Plamen Dimitrow, Präsident des Verbandes der unabhängigen Gewerkschaften Bulgariens KNSB, ist da anderer Meinung. "Wir sind sehr überrascht, dass ein normaler Dialog nicht möglich ist. Der Gewerkschaftsverband KNSB hat sich bis auf weiteres aus dem Dreiergremium zurückgezogen, d.h. bis dieser Entwurf aus dem Parlament zurückgezogen und vernünftig mit uns diskutiert und ausgehandelt wird."

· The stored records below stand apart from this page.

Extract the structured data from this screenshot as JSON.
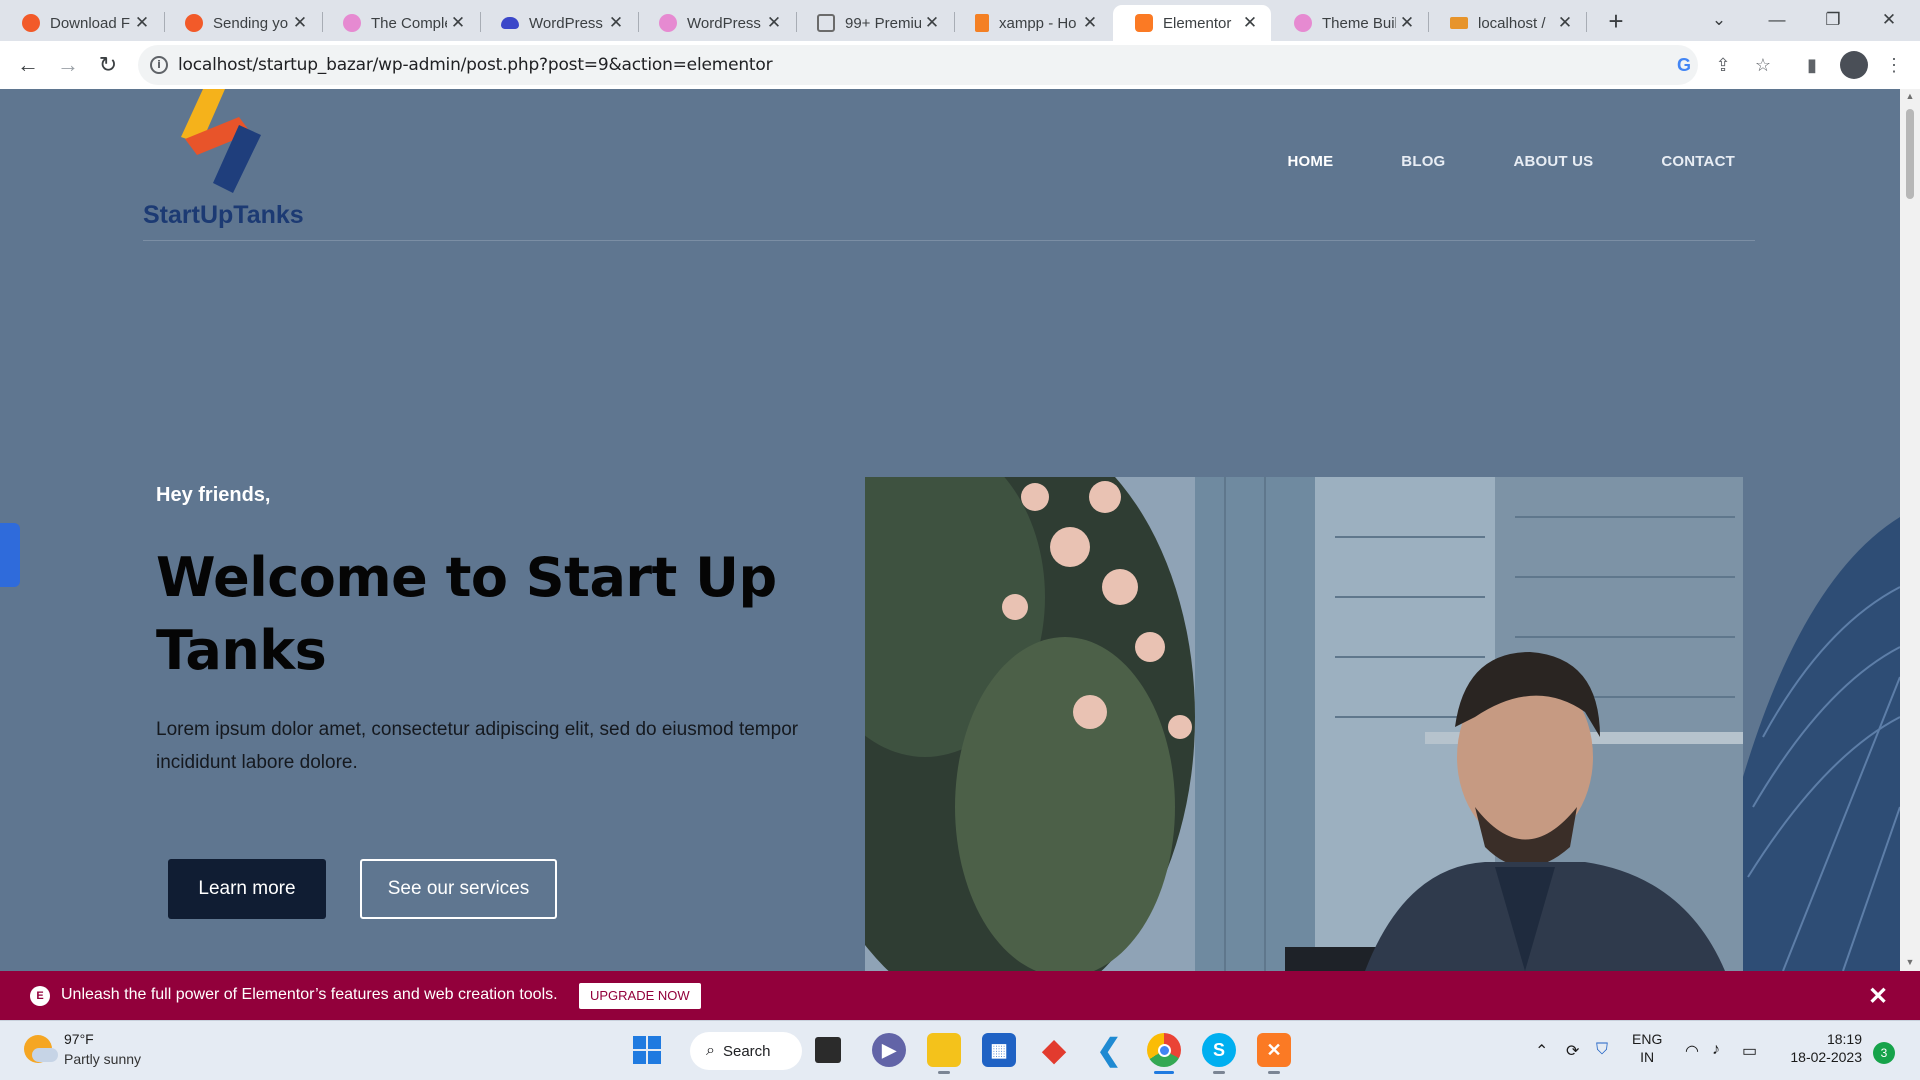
{
  "browser": {
    "tabs": [
      {
        "title": "Download F",
        "icon": "elementor-orange-icon",
        "color": "#f25a29"
      },
      {
        "title": "Sending yo",
        "icon": "elementor-orange-icon",
        "color": "#f25a29"
      },
      {
        "title": "The Comple",
        "icon": "elementor-pink-icon",
        "color": "#e68ad1"
      },
      {
        "title": "WordPress",
        "icon": "cloud-icon",
        "color": "#3b47c9"
      },
      {
        "title": "WordPress",
        "icon": "elementor-pink-icon",
        "color": "#e68ad1"
      },
      {
        "title": "99+ Premiu",
        "icon": "box-icon",
        "color": "#6b6b6b"
      },
      {
        "title": "xampp - Ho",
        "icon": "stackoverflow-icon",
        "color": "#f48024"
      },
      {
        "title": "Elementor",
        "icon": "xampp-icon",
        "color": "#fb7a24"
      },
      {
        "title": "Theme Buil",
        "icon": "elementor-pink-icon",
        "color": "#e68ad1"
      },
      {
        "title": "localhost /",
        "icon": "phpmyadmin-icon",
        "color": "#e7942b"
      }
    ],
    "active_tab": 7,
    "url": "localhost/startup_bazar/wp-admin/post.php?post=9&action=elementor"
  },
  "site": {
    "brand": "StartUpTanks",
    "menu": [
      "HOME",
      "BLOG",
      "ABOUT US",
      "CONTACT"
    ],
    "hero": {
      "eyebrow": "Hey friends,",
      "title_line1": "Welcome to Start Up",
      "title_line2": "Tanks",
      "text_line1": "Lorem ipsum dolor amet, consectetur adipiscing elit, sed do eiusmod tempor",
      "text_line2": "incididunt labore dolore.",
      "primary_button": "Learn more",
      "secondary_button": "See our services"
    }
  },
  "promo": {
    "message": "Unleash the full power of Elementor’s features and web creation tools.",
    "button": "UPGRADE NOW"
  },
  "taskbar": {
    "temperature": "97°F",
    "weather": "Partly sunny",
    "search": "Search",
    "language": "ENG",
    "region": "IN",
    "time": "18:19",
    "date": "18-02-2023",
    "notifications": "3"
  },
  "colors": {
    "page_overlay": "#5f7690",
    "brand_text": "#1c3a73",
    "promo_bar": "#92003b",
    "primary_button": "#101d33"
  }
}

Dem Protest am 30. November schließt sich zudem die Polizeigewerkschaft an. Auch diese ist gegen die akute Anhebung des Renteneintrittsalters ab 2012 um ein Jahr, nachdem Ende 2010 bereits für die Beschäftigtenkategorie, der die Bediensteten des Innenministeriums angehören, die jährliche Erhöhung des Dienstalters um vier Monate beschlossen wurde. "Wir sind gegen diese Reform und die Art der Entscheidungsnahme seitens der Regierung", verlautete die Polizeigewerkschaft. Für Polizisten, die einen Anspruch auf vorzeitige Pensionierung haben, sollen die obligatorischen Dienstjahre von 25 auf 27 angehoben werden.

© Foto: BTA

Grund für den Unmut der Landwirte ist die erste Lesung des Haushaltsplanes für das kommende Jahr.

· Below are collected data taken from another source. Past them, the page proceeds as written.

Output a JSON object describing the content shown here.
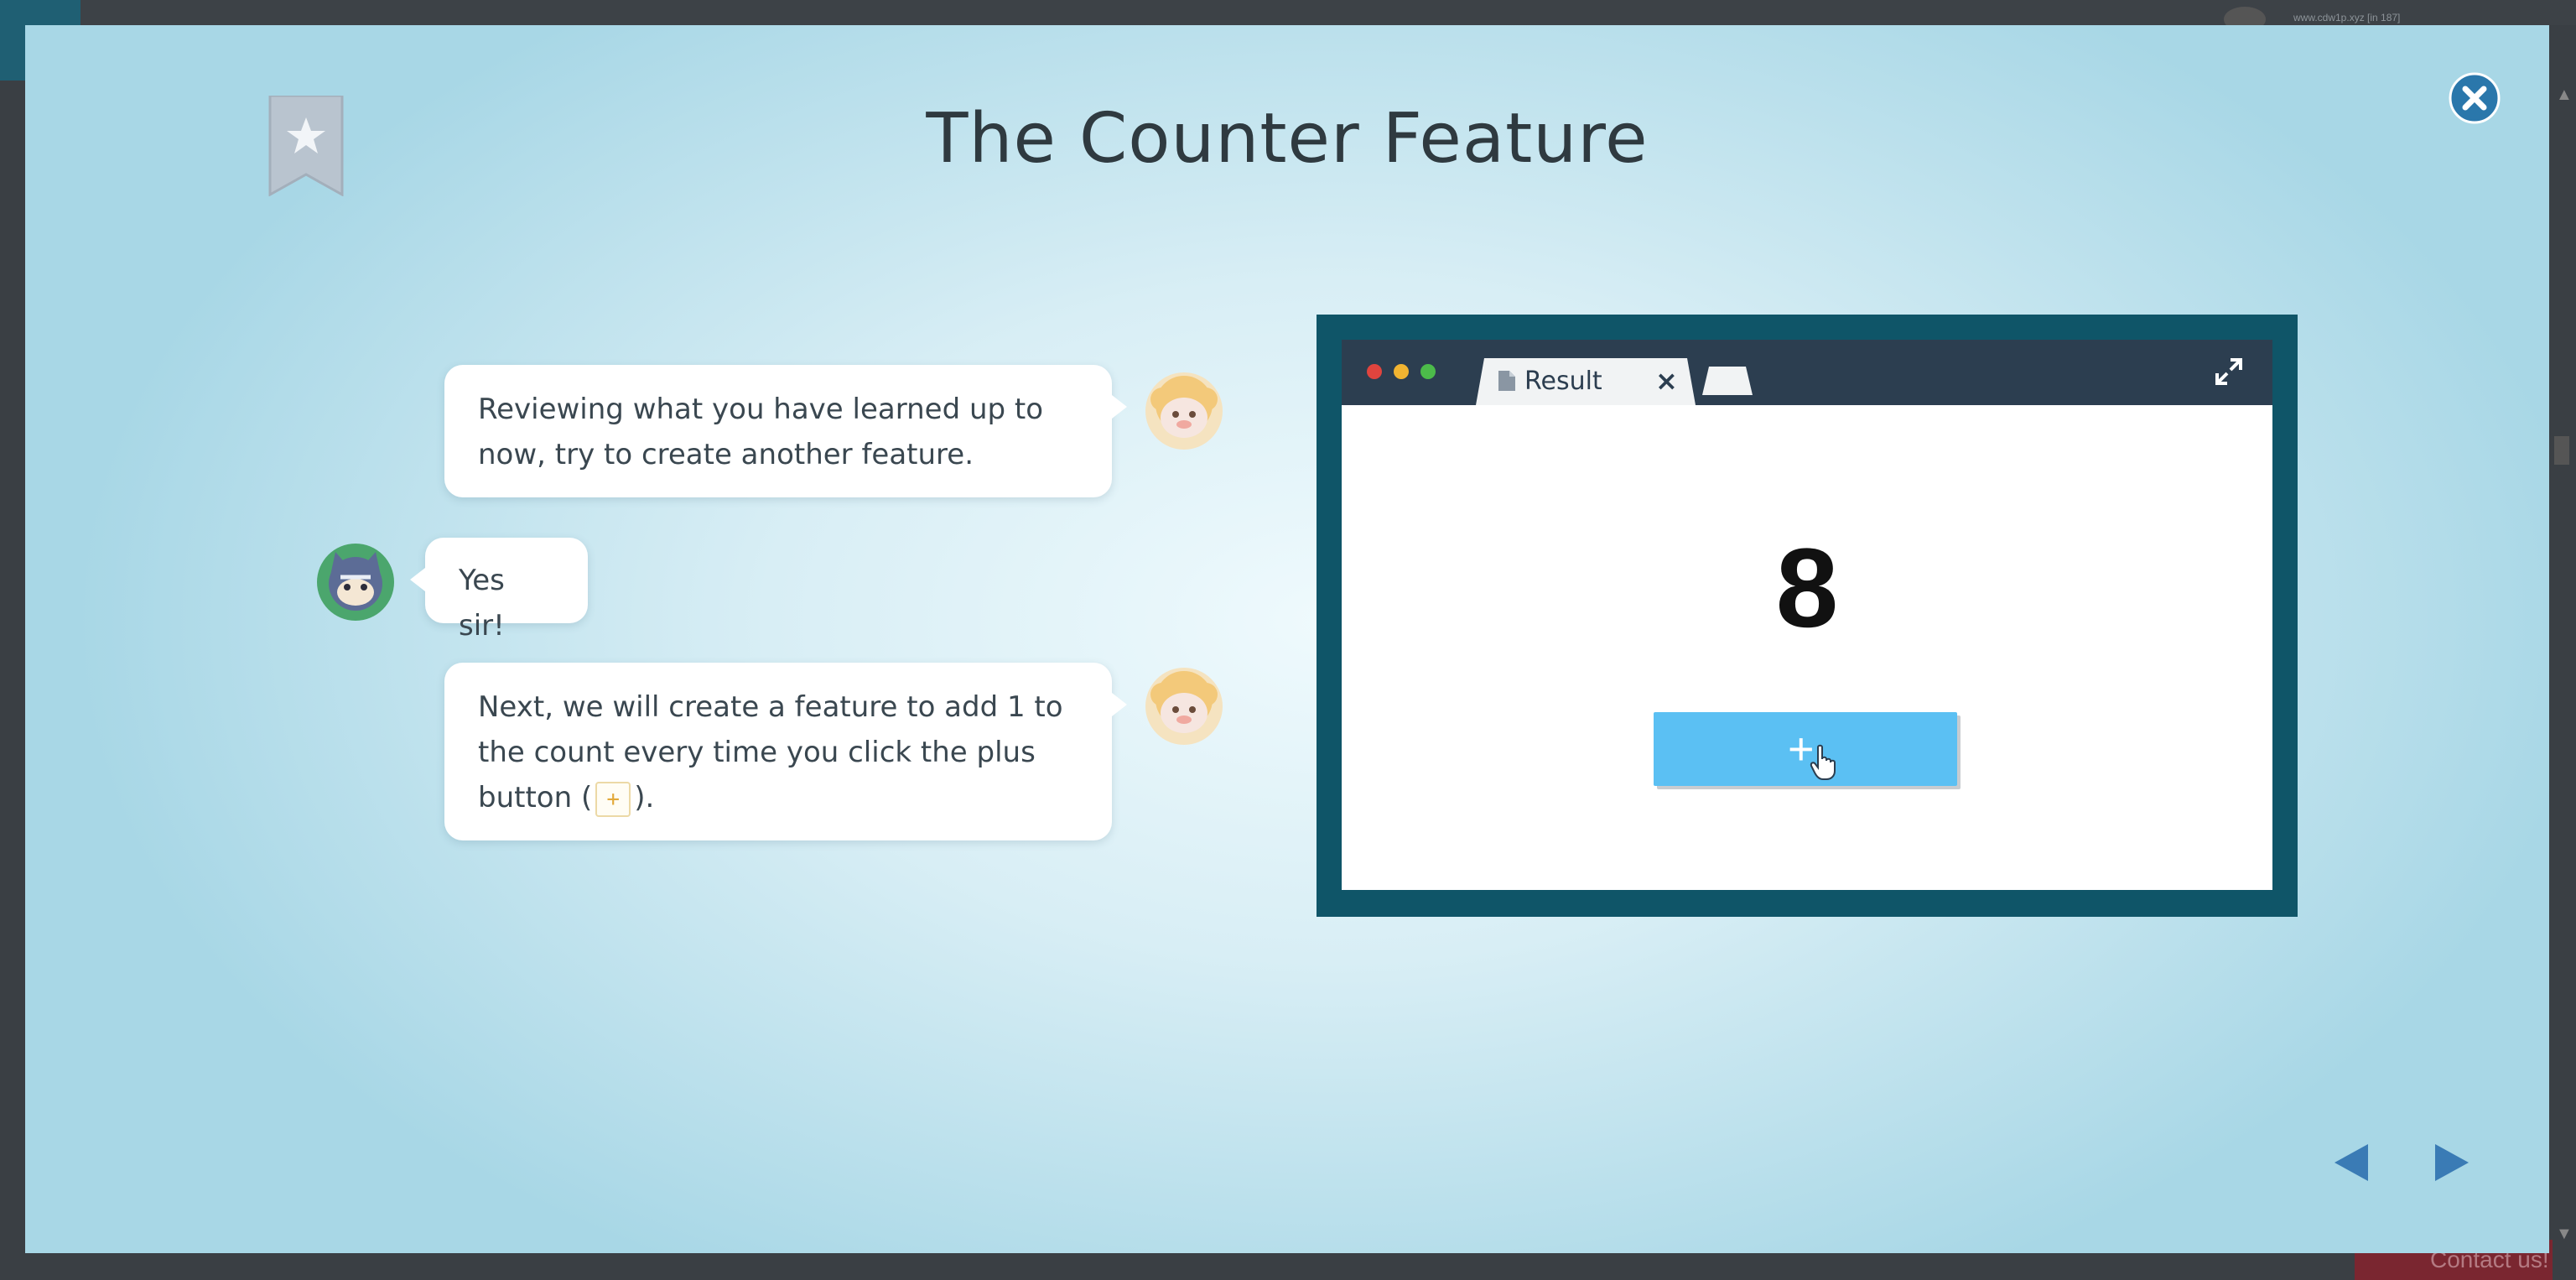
{
  "background": {
    "url_text": "www.cdw1p.xyz [in 187]",
    "contact_label": "Contact us!"
  },
  "modal": {
    "title": "The Counter Feature",
    "close_icon": "close-icon",
    "bookmark_icon": "bookmark-star-icon"
  },
  "chat": {
    "messages": [
      {
        "speaker": "sheep-teacher",
        "text": "Reviewing what you have learned up to now, try to create another feature."
      },
      {
        "speaker": "cat-student",
        "text": "Yes sir!"
      },
      {
        "speaker": "sheep-teacher",
        "text_before": "Next, we will create a feature to add 1 to the count every time you click the plus button (",
        "chip": "+",
        "text_after": ")."
      }
    ]
  },
  "result_window": {
    "tab_label": "Result",
    "tab_close": "×",
    "counter_value": "8",
    "button_glyph": "+",
    "colors": {
      "frame": "#0f5568",
      "titlebar": "#2c3e50",
      "button": "#5bc0f3"
    }
  },
  "nav": {
    "prev_icon": "arrow-left-icon",
    "next_icon": "arrow-right-icon"
  }
}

Seit dem 28. November protestieren zudem die Getreideproduzenten, indem sie mit ihren Traktoren die Straßen zu Grenzübergängen des Landes blockieren. Grund für den Unmut der Landwirte ist die erste Lesung des Haushaltsplanes für das kommende Jahr. Dieser sieht rund 135 Millionen Euro weniger Kofinanzierungsmittel für landwirtschaftliche Nutzflächen vor. Damit, so die Getreideproduzenten, werde der von der Regierung und dem Verband der Landwirte im September, einen Monat vor den Präsidentschafts- und Kommunalwahlen, vereinbarte Finanzrahmen für 2012 verletzt. Dieser sah rund 285 Millionen Euro Fördermittel zur Kofinanzierung aus dem Staatsetat vor. Laut Agrarminister Miroslaw Naidenow würden 2012 neben den Getreideproduzenten erstmals auch die Viehzüchter sowie die Obst- und Gemüsebauern finanziell unterstützt. Da, so Minister Naidenow, der Staat den Anbau von Getreide subventioniere, das dann von den Landwirten ins Ausland exportiert werde, wogegen die Bulgaren teures Fleisch und Obst kaufen würden, für das keine Subventionen gezahlt werden.